From the increasing legalization of gay marriage to the repeal of "don't ask, don't tell," LGBT issues have been in the media a lot over the past decade, but Americans seem to remain confused on a key point: just how many gay Americans are there?
A report from the Centers for Disease Control and Prevention released Tuesday indicates the number may be a lot lower than most people think.
According to the National Health Interview Survey, 96.6 percent of Americans identify as heterosexual, while 1.6 percent identify as gay or lesbian; 0.7 percent identify as bisexual; and 1.1 percent "don't know the answer" or are "something else."
Image via Jason Pier / flickr
The new statistics are contrary to past estimates: Sex researcher Alfred Kinsey famously estimated 10 percent of men to be "exclusively homosexual" for at least three years of their adult lives. In 2011, a Gallup survey found that U.S. adults estimated 25 percent of their fellow Americans to be homosexual.
But many researchers have consistently questioned those statistics, finding the true prevalence of LGBT identification to be something less than 5 percent.

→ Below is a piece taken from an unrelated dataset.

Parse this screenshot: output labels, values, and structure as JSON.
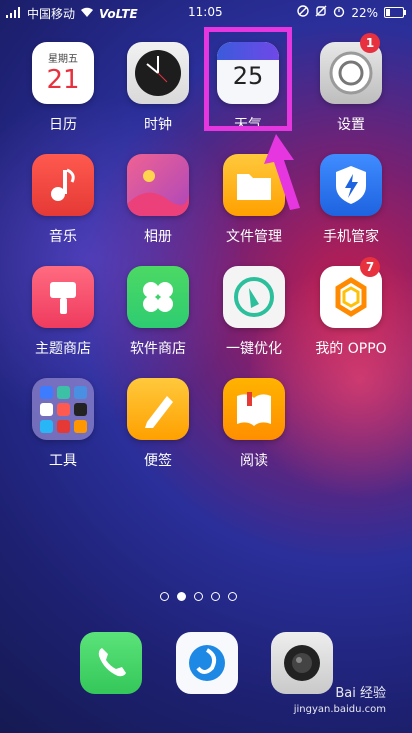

The new CDC report presents an even lower figure — less than 3 percent of Americans are lesbian, gay or bisexual — though the survey has faced some skepticism.
The survey offered respondents binary choices between straight and gay, with bisexual, "something else" and "I don't know the answer" thrown in, while LGBT advocates and others often argue that sexual orientation is more of a spectrum than a binary.
Other surveys have found that when presented with broader options, significant percentages of people, especially women, will identify as "mostly heterosexual," but not strictly straight.
The CDC survey, with a sample size of nearly 35,000 U.S. adults, investigated health issues across different sexual orientations and found a few interesting correlations.
Gay or lesbian respondents were more likely to smoke and binge drink than straight respondents, but they were also more likely to receive flu shots, get tested for HIV/AIDS and meet federal guidelines for aerobic activity.
On broad measures, gay and straight Americans had a lot in common: nearly identical obesity rates, incidence of psychological distress and overall health measures.